Leading up to that moment we had traded at full capacity. Yes the instant lockdown was daunting but financial we'd had a good year so far. Turning our little bar into a bottle shop was done overnight. Furlough was in place, people were saving money by not partying or eating out most weekends. Although people were essentially trapped in their home, their online spending behaviour was more frivolous. Summer helped too, warm weather meant the need for cold beer escalated. Our orders where flying in, so much so that we ran out of draft crowlers. We felt that we'd ridden the storm and come July we were ready to throw open our doors once more to welcome our customers back.
We took the decision to take our time reopening, wanting to get the new measures right to make the environment a safe place. Reopening on that first day was terrifying, we felt the pressure to get it right and the awful consequences of getting it wrong.

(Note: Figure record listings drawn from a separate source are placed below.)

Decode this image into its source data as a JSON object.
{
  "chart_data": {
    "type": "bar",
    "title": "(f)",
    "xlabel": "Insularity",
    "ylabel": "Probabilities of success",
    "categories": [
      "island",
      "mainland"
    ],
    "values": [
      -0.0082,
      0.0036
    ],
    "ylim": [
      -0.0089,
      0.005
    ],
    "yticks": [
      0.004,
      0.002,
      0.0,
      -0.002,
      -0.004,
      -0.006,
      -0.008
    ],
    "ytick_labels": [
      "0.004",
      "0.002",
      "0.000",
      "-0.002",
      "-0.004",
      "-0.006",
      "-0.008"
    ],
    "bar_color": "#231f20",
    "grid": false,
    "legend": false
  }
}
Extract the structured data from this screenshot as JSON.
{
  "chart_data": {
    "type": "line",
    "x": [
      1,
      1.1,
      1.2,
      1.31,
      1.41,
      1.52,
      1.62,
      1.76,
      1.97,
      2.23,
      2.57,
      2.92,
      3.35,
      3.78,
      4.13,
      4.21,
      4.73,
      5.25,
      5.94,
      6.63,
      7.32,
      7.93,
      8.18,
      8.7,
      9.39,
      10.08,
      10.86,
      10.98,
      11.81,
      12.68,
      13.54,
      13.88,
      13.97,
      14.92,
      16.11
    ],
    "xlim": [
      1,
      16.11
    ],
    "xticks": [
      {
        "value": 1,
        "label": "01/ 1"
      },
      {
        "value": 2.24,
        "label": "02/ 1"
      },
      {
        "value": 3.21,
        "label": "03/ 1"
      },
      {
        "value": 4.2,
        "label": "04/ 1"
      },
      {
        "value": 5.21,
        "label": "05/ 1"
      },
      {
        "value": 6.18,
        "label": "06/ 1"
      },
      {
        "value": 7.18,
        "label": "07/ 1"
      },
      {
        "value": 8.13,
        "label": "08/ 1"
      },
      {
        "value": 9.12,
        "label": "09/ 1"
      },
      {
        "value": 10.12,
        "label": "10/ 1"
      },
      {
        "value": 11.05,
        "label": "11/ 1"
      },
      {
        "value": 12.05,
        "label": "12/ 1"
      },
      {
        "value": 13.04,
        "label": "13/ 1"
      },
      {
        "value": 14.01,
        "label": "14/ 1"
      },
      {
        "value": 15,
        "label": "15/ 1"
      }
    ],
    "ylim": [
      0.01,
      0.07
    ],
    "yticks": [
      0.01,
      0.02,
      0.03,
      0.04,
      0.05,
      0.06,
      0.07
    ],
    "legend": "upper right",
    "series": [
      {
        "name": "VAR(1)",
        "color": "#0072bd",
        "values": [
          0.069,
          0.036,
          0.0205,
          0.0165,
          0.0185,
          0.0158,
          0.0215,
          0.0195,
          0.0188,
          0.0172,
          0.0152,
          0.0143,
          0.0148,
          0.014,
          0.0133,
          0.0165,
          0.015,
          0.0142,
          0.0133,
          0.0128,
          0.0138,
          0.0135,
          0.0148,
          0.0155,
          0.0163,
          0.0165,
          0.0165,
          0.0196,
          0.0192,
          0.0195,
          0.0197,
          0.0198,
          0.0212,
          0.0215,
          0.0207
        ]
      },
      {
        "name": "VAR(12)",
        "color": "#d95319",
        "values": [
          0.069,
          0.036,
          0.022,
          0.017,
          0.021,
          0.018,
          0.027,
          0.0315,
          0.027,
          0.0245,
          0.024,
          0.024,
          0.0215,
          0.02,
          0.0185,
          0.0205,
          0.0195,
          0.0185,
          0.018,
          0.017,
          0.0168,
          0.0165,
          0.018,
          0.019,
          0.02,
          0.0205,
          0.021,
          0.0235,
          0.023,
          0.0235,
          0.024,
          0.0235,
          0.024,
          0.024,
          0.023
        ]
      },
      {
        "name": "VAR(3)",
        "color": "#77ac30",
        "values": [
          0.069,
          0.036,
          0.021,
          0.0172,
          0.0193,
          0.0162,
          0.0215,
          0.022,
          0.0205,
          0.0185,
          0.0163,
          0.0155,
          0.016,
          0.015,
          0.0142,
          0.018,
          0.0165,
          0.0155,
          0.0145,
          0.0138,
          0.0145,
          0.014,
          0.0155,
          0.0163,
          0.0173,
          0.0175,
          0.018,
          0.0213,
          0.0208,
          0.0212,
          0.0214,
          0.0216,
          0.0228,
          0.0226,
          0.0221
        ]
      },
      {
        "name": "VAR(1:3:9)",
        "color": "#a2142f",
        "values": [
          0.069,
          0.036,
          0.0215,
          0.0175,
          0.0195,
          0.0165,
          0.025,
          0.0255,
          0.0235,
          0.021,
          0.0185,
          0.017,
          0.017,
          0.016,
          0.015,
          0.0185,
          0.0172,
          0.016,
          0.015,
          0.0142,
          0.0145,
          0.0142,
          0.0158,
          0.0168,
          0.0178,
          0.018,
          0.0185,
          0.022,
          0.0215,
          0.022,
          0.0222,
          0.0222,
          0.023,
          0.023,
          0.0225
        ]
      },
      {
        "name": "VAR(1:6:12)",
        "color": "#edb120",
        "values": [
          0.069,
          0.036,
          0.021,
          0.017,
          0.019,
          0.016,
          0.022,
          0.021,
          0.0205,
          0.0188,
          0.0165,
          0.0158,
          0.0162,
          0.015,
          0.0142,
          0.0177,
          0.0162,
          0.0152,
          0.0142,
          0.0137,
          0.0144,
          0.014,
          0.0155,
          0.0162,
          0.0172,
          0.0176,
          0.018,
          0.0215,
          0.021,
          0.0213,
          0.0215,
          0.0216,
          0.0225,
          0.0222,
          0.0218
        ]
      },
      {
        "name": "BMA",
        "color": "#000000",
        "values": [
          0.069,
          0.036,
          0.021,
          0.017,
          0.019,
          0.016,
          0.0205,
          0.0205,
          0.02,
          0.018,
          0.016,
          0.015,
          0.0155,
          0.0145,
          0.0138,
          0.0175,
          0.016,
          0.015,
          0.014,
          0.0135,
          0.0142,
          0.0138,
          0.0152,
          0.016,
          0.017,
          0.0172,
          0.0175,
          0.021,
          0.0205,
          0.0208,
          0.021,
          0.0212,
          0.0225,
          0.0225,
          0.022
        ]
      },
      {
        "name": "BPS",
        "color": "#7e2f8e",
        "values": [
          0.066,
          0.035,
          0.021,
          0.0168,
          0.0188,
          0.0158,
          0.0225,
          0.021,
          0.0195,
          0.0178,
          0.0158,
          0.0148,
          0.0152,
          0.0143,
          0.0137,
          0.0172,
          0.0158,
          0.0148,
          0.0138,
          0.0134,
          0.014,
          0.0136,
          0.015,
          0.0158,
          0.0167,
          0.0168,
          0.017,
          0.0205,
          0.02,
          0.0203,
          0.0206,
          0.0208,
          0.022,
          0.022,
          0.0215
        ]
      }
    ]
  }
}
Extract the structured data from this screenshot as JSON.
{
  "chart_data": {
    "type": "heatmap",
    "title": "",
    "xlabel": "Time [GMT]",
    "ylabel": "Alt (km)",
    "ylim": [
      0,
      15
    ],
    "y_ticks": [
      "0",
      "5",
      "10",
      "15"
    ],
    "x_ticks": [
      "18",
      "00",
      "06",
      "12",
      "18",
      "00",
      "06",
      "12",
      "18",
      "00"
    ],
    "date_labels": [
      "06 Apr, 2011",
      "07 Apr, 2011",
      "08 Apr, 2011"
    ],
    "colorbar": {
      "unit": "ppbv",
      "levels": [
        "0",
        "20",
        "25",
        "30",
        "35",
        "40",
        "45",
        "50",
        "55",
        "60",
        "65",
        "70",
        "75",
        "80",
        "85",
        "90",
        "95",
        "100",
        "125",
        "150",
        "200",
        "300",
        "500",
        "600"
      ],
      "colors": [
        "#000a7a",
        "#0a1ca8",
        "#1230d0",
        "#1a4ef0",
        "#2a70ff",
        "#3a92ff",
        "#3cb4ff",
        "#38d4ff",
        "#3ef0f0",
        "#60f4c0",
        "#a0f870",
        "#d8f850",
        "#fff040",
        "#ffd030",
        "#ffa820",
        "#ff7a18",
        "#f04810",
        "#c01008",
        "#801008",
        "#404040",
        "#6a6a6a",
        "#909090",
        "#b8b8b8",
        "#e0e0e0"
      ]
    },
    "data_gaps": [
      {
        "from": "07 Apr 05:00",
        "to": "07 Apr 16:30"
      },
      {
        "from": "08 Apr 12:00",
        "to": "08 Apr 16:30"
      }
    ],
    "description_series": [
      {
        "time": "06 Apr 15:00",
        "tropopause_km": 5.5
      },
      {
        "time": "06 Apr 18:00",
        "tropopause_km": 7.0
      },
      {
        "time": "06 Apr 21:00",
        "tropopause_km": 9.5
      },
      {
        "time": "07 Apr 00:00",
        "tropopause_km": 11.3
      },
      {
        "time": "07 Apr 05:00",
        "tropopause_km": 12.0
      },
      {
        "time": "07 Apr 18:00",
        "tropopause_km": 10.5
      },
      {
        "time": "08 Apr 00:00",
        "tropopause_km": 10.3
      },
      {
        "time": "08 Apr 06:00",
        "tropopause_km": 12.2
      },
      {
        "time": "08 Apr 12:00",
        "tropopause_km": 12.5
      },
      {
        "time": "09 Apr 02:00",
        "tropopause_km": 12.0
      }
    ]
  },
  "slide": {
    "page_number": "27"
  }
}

We worked together everyday for 2 months to ensure the new systems we put in place were fool proof, again to keep our customers and staff safe. It was a great day when we welcomed our staff back. We felt like we bombarded them with so much information but they took the information in and were raring to go. During the time that we were allowed to trade we adjusted to every new restriction thrown at us. From the social distancing, hand sanitising, table service to begin with, followed by adjusting to the new track & trace app, making face masks compulsory and the rule of six. Nearly every customer respected the rules and the position we were in to enforce them however some didn't take it so well by verbally abusing the staff. It felt like everyday a new restriction was brought into action, with each day our trade disappearing before our very eyes. The 10pm curfew didn't help, ringing last orders at 9.30pm was heartbreaking, people not bothering to go out because what was the point for an hour or two? Our stress levels were through the roof, having police vans lined up on that first Friday to ensure our doors were locked was so intimidating. The real kicker was the same household rule. On the Saturday we had 14 people in the bar and we were at capacity. It was upsetting to see regulars sitting on separate tables, not being able to talk to one another which was their way of letting off steam when coping with this horrible situation. Having to deal with angry customers who's line was usually well Wetherspoons let us all sit together. It was a desperate situation and our takings were 60% down, this meant we couldn't afford to pay our staff, sending them home on the Sunday, 2 weeks before the local lockdown was horrendous and not being able to give them an answer as to when they'd return. Our only solution to this dire situation was a short but severe lockdown like back in March. Nip the rising figures in the bud. In our eyes the quicker we could reduce the figures the quicker we could get back to normality.
So then came the tier 3 local lockdown.
Not exactly the lockdown we'd be hoping for. A half hearted closing of bars and other sectors, while allowing bars who served food to remain open. The unknown is a terrifying thing the not knowing when we'll be allowed to reopen is hard to deal with.
This lockdown is destroying bars and small independent restaurants. Straight away we noticed that the spending habits have changed, people are worried about their income with the new furlough scheme not paying enough, job security, Christmas looming and are tightening their belts and for this I can't blame them, we ourselves are doing just that. With the first lockdown we had a good few months of trade behind us, however we are going into this lockdown already 60% down. Orders are trickling in but not enough to keep us afloat and with each day our positivity is seeping away. We are having sleepless nights, trying desperately to think of things we can do to keep our head above water but the reality is our future is more uncertain than ever. We are by no means on our own in this, many of our friends who have their independent business are in the same boat.
This isn't a plea to spend all your money on us more of a stop and think when buying your beer. The £1 you might save on a beer could actually help save a bar that is loved by all.